Postgresql – Optimizing Postgres query

indexperformancepostgresqlpostgresql-performance

I've got a one to one relation from users to addresses table.
Where one user can have one search address and one verified address.

I've got two indexes on addresses table :

  • Index on state field
  • Index on user_id

I'm trying to fetch addresses for certain users only, and those addresses whose state is other than manual_verification.

Here is my query:

SELECT users.id 
FROM "users" INNER JOIN addresses 
     ON  addresses.user_id = users.id 
     and addresses.type = 'VerifiedAddress' 
WHERE ("users".deleted_at IS NULL) 
  AND (users.id in (11144,10569,21519,783,15671,21726,17787,11665,
                    19579,12226,1324,9413,5461,20981,12906) 
  and addresses.state != 'manual_verification')

Explain for the query above :
http://explain.depesz.com/s/rTj

It takes 37 ms.

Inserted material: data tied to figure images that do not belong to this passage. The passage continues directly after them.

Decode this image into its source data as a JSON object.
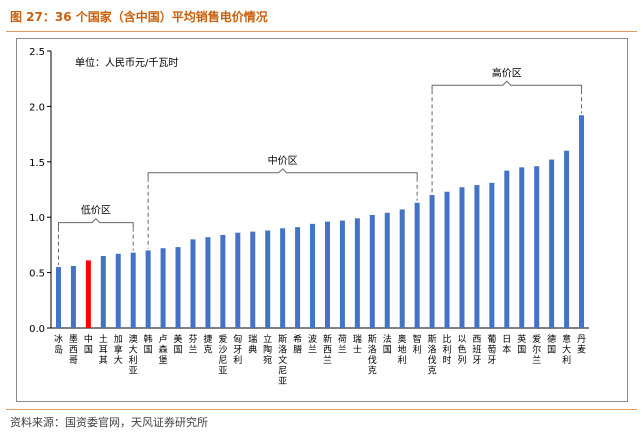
{
  "figure": {
    "title": "图 27：36 个国家（含中国）平均销售电价情况",
    "source": "资料来源：国资委官网，天风证券研究所"
  },
  "chart_data": {
    "type": "bar",
    "unit_label": "单位：人民币元/千瓦时",
    "ylim": [
      0,
      2.5
    ],
    "yticks": [
      "0.0",
      "0.5",
      "1.0",
      "1.5",
      "2.0",
      "2.5"
    ],
    "ytick_values": [
      0,
      0.5,
      1.0,
      1.5,
      2.0,
      2.5
    ],
    "categories": [
      "冰岛",
      "墨西哥",
      "中国",
      "土耳其",
      "加拿大",
      "澳大利亚",
      "韩国",
      "卢森堡",
      "美国",
      "芬兰",
      "捷克",
      "爱沙尼亚",
      "匈牙利",
      "瑞典",
      "立陶宛",
      "斯洛文尼亚",
      "希腊",
      "波兰",
      "新西兰",
      "荷兰",
      "瑞士",
      "斯洛伐克",
      "法国",
      "奥地利",
      "智利",
      "斯洛伐克",
      "比利时",
      "以色列",
      "西班牙",
      "葡萄牙",
      "日本",
      "英国",
      "爱尔兰",
      "德国",
      "意大利",
      "丹麦"
    ],
    "category_labels": [
      "冰\n岛",
      "墨\n西\n哥",
      "中\n国",
      "土\n耳\n其",
      "加\n拿\n大",
      "澳\n大\n利\n亚",
      "韩\n国",
      "卢\n森\n堡",
      "美\n国",
      "芬\n兰",
      "捷\n克",
      "爱\n沙\n尼\n亚",
      "匈\n牙\n利",
      "瑞\n典",
      "立\n陶\n宛",
      "斯\n洛\n文\n尼\n亚",
      "希\n腊",
      "波\n兰",
      "新\n西\n兰",
      "荷\n兰",
      "瑞\n士",
      "斯\n洛\n伐\n克",
      "法\n国",
      "奥\n地\n利",
      "智\n利",
      "斯\n洛\n伐\n克",
      "比\n利\n时",
      "以\n色\n列",
      "西\n班\n牙",
      "葡\n萄\n牙",
      "日\n本",
      "英\n国",
      "爱\n尔\n兰",
      "德\n国",
      "意\n大\n利",
      "丹\n麦"
    ],
    "values": [
      0.55,
      0.56,
      0.61,
      0.65,
      0.67,
      0.68,
      0.7,
      0.72,
      0.73,
      0.8,
      0.82,
      0.84,
      0.86,
      0.87,
      0.88,
      0.9,
      0.91,
      0.94,
      0.96,
      0.97,
      0.99,
      1.02,
      1.04,
      1.07,
      1.13,
      1.2,
      1.23,
      1.27,
      1.29,
      1.31,
      1.42,
      1.45,
      1.46,
      1.52,
      1.6,
      1.92
    ],
    "highlight_index": 2,
    "bar_color": "#4472c4",
    "highlight_color": "#ff0000",
    "groups": [
      {
        "label": "低价区",
        "from": 0,
        "to": 5
      },
      {
        "label": "中价区",
        "from": 6,
        "to": 24
      },
      {
        "label": "高价区",
        "from": 25,
        "to": 35
      }
    ]
  }
}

Sometimes more depending on the number of users.

I think this is a good query, however our team needs to investigate around this, and I'm looking for some optimization tips. I mean I did the one field select, there is a index on user_id (addresses) and state (addresses).

Is there anything else I can do/try?

Update

I found out that this query works much faster:

 SELECT "addresses"."user_id" 
    FROM "addresses" 
    WHERE "addresses"."type" IN ('VerifiedAddress') 
    AND (user_id in (9681,23824,23760,20098,962,14730,12294,9552,534,
                     553,5837,6768,6583,956,24179) and state != 'manual_verification')

Explain for this query:
http://explain.depesz.com/s/nHrr

Best Answer

I'm trying to fetch addresses for certain users only ...

IN does not scale well with big lists. Compare performance to unnest() / JOIN

SELECT a.*
FROM   unnest(ARRAY[9681,23824,23760,20098,962,14730,12294,9552,534,
                    553,5837,6768,6583,956,24179]) AS t(user_id)
JOIN   addresses a USING (user_id)
WHERE  a.type  =  'VerifiedAddress'
AND    a.state <> 'manual_verification'

I hope state and type are at least enum types. Otherwise you should normalize your database design. Have lookup-tables for state and type and only use a small IDs referencing entries there. Makes the addresses table smaller and everything faster.

Assuming all columns NOT NULL for lack of information.

Partial index

If you need it faster still, and if there are more than a few rows with type <> 'VerifiedAddress' or state = 'manual_verification', a partial index would help some more. The gain grows with the percentage of rows you can exclude from the index.

CREATE INDEX addresses_selection_idx ON addresses (user_id)
WHERE  type  =  'VerifiedAddress'
AND    state <> 'manual_verification';

Be sure to use matching WHERE conditions in your query to allow Postgres to use this index. And weigh the benefit of tailored indexes against their cost (maintenance, extra disk space, small penalty for write operations).